ECLI:NL:HR:2006:AV3387
Hoge Raad
- Cassatie
- D.H. Beukenhorst
- O. de Savornin Lohman
- E.J. Numann
- J.C. van Oven
- F.B. Bakels
- Rechtspraak.nl
Internationale kinderontvoering en ontvankelijkheid van cassatieberoep na afloop van termijn
In deze zaak gaat het om een verzoek tot cassatie van de moeder in het kader van internationale kinderontvoering. De moeder, wonende in Nederland, heeft een verzoekschrift ingediend bij de rechtbank te Haarlem, waarin zij werd verzocht om de kinderen, geboren uit haar relatie met de vader, terug te brengen naar Frankrijk. De vader, wonende in Frankrijk, heeft dit verzoek ingediend via de Centrale Autoriteit van het Ministerie van Justitie. De rechtbank heeft op 1 september 2005 de moeder gelast om de kinderen terug te brengen naar Frankrijk, wat leidde tot hoger beroep bij het gerechtshof te Amsterdam.

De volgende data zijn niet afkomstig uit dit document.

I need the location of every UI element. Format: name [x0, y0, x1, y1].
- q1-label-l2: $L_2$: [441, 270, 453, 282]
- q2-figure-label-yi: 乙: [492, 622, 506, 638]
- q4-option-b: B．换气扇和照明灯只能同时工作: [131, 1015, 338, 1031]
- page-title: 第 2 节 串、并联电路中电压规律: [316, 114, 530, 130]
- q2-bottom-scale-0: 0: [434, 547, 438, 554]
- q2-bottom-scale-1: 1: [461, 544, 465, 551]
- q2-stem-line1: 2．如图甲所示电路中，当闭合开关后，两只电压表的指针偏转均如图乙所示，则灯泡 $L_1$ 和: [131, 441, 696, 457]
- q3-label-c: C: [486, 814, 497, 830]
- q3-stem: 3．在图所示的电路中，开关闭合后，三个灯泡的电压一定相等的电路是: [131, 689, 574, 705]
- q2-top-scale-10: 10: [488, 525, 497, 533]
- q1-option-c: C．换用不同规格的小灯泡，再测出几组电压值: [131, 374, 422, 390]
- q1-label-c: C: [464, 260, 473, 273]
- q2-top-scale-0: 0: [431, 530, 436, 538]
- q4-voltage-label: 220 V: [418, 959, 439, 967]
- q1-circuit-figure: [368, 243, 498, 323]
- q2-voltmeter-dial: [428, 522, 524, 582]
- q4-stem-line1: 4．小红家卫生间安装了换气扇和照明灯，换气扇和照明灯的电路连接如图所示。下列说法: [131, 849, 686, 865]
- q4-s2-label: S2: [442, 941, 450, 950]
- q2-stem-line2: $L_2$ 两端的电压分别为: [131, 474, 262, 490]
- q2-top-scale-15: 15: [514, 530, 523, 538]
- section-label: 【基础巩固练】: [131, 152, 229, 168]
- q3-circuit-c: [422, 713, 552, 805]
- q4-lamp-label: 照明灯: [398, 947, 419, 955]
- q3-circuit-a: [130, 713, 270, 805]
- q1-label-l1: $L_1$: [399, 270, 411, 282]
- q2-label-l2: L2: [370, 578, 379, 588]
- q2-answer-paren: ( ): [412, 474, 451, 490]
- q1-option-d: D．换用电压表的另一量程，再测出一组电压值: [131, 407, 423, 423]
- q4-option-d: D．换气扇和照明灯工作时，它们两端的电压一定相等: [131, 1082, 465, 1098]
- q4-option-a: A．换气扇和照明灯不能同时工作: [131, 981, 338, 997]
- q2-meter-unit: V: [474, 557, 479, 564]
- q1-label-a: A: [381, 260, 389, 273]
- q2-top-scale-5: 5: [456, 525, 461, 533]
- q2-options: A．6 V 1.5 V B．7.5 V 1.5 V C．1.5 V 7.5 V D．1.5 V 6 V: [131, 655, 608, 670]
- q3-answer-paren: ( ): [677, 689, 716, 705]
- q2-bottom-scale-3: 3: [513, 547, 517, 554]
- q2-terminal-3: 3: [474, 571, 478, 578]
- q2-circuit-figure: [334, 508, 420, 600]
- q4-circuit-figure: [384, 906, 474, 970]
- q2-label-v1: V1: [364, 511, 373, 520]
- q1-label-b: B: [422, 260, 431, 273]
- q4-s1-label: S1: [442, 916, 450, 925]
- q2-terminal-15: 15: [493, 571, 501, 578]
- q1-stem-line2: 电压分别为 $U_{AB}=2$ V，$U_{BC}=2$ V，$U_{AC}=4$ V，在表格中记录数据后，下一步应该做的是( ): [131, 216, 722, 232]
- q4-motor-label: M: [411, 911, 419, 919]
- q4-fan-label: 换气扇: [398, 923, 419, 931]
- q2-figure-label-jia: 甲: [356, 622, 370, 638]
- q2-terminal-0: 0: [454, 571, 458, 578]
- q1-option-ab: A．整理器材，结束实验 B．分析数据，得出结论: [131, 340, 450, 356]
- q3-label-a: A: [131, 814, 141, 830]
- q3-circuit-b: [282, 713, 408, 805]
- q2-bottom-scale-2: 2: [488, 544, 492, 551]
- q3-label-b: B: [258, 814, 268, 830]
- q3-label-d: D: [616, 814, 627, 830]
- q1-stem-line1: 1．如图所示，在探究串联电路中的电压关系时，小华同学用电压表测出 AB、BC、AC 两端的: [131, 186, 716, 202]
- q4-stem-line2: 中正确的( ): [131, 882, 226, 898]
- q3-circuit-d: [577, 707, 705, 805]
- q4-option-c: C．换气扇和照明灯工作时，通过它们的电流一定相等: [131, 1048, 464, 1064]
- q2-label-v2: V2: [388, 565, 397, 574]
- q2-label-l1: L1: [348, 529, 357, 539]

Het hof heeft de beschikking van de rechtbank bekrachtigd, met de eis dat de kinderen vóór 23 december 2005 teruggebracht moesten worden. De moeder heeft vervolgens cassatie ingesteld tegen de beschikkingen van het hof, maar het cassatierekest is pas op 12 december 2005 ingediend, wat na de wettelijke termijn van vier weken was. De Hoge Raad heeft geoordeeld dat de moeder niet-ontvankelijk is in haar cassatieberoep, omdat er geen uitzonderingssituatie aanwezig was die een verlenging van de termijn rechtvaardigde. De uitspraak van de Hoge Raad benadrukt het belang van het strikt naleven van beroepstermijnen in het kader van internationale kinderontvoering, waarbij de bescherming van de kinderen voorop staat.